# End-to-end training in CPU environment with tfdata

In [1]:
import tensorflow as tf
import numpy as np
import os
import time
import matplotlib.pyplot as plt
from tensorflow.keras.layers import Input, RandomFlip, RandomRotation, RandomCrop
from tensorflow.keras.models import Model

2024-01-05 12:35:46.830866: I tensorflow/core/platform/cpu_feature_guard.cc:182] This TensorFlow binary is optimized to use available CPU instructions in performance-critical operations.
To enable the following instructions: AVX2 FMA, in other operations, rebuild TensorFlow with the appropriate compiler flags.


In [2]:
data_dir = "data/train_small_npy"

labels_dict = np.load(os.path.join(data_dir, "labels.npy"), allow_pickle = True).item()
local_paths = list(labels_dict.keys())
global_paths = [os.path.join(data_dir, local_path) for local_path in local_paths]
labels = list(labels_dict.values())

dataset = tf.data.Dataset.from_tensor_slices((global_paths, labels))

def load_data(image_path, label):
    def load_np_file(path):
        return np.load(path.decode("utf-8"))

    image = image = tf.numpy_function(load_np_file, [image_path], tf.uint8)
    return image, label

dataset = dataset.map(load_data, num_parallel_calls=8)

In [4]:
class MLModel(tf.keras.Model):
    def __init__(self):
        super(MLModel, self).__init__()
        self.conv1 = tf.keras.layers.Conv2D(16, (3, 3), strides=(1, 1), padding='same', activation='relu', input_shape=(3, 500, 500))
        self.pool1 = tf.keras.layers.MaxPooling2D((2, 2), strides=(2, 2))
        self.conv2 = tf.keras.layers.Conv2D(32, (3, 3), strides=(1, 1), padding='same', activation='relu')
        self.pool2 = tf.keras.layers.MaxPooling2D((2, 2), strides=(2, 2))
        self.flatten = tf.keras.layers.Flatten()
        self.fc1 = tf.keras.layers.Dense(200, activation='relu')
        self.fc2 = tf.keras.layers.Dense(1)

    def call(self, x):
        x = self.conv1(x)
        x = self.pool1(x)
        x = self.conv2(x)
        x = self.pool2(x)
        x = self.flatten(x)
        x = self.fc1(x)
        x = self.fc2(x)
        return x

mlmodel = MLModel()

criterion = tf.keras.losses.MeanSquaredError()
optimizer = tf.optimizers.Adam(learning_rate=0.001)

In [5]:
num_epochs = 10
batch_size = 48

input_layer = Input(shape=(1200, 2000, 3), dtype=tf.float32)
x = RandomFlip("horizontal_and_vertical")(input_layer)
x = RandomRotation(factor=0.25, fill_mode="constant", fill_value = 0)(x)
x = RandomCrop(500, 500)(x)

data_augmentation_model = Model(inputs=input_layer, outputs=x)

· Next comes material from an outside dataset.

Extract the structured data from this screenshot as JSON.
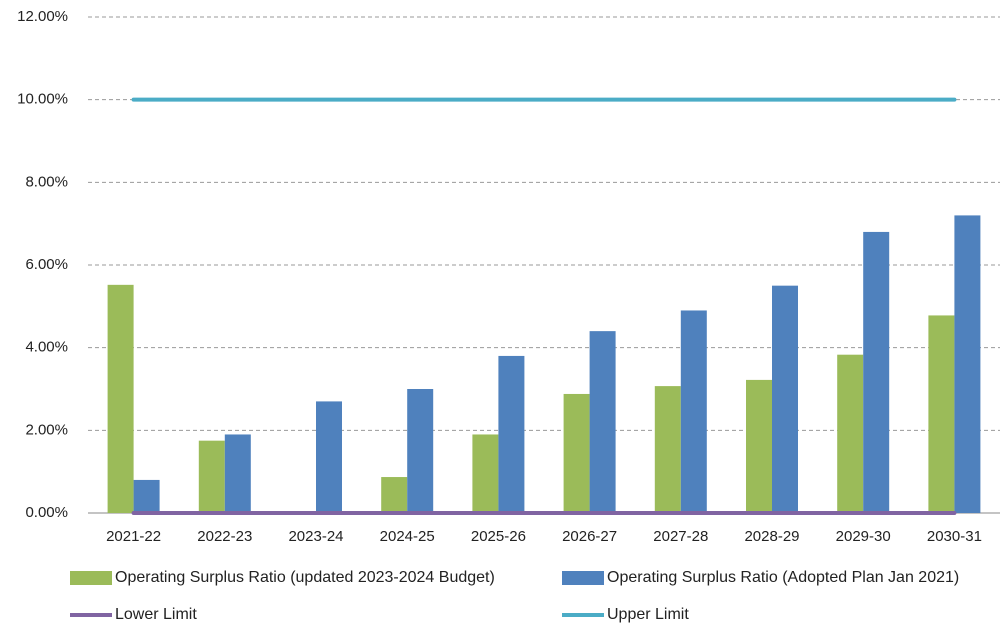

def custom_transform_data(image, label):
    image = tf.transpose(image, perm=[1, 2, 0])
    image = data_augmentation_model(image)
    image = tf.cast(image, dtype=tf.float32) / 255.0
    image = tf.transpose(image, perm=[2, 0, 1])
    return image, label

transformed_dataset = dataset.map(custom_transform_data)

start_time = time.time()
for epoch in range(num_epochs):
    epoch_start = time.time()
    for images, labels in transformed_dataset.batch(batch_size).as_numpy_iterator():
        with tf.GradientTape() as tape:
            outputs = mlmodel(images)
            labels = tf.convert_to_tensor(labels.reshape(-1, 1), dtype=tf.float32)
            loss = criterion(labels, outputs)
        
        gradients = tape.gradient(loss, mlmodel.trainable_variables)
        optimizer.apply_gradients(zip(gradients, mlmodel.trainable_variables))
    epoch_end = time.time()
    epoch_time = epoch_end - epoch_start
    print(f"Epoch {epoch+1} done in {epoch_time} seconds.")
end_time = time.time()

total_time = end_time - start_time

print(f"Total time taken: {total_time} seconds")
print(f"Total time per epoch: {total_time/num_epochs} seconds")

Epoch 1 done in 469.6996729373932 seconds.
Epoch 2 done in 455.69856905937195 seconds.
Epoch 3 done in 455.5163300037384 seconds.
Epoch 4 done in 484.2993869781494 seconds.
Epoch 5 done in 462.66717076301575 seconds.
Epoch 6 done in 572.1970403194427 seconds.
Epoch 7 done in 501.33690428733826 seconds.
Epoch 8 done in 507.70059871673584 seconds.
Epoch 9 done in 509.2733688354492 seconds.
Epoch 10 done in 524.6082739830017 seconds.
Total time taken: 4942.998977899551 seconds
Total time per epoch: 494.29989778995514 seconds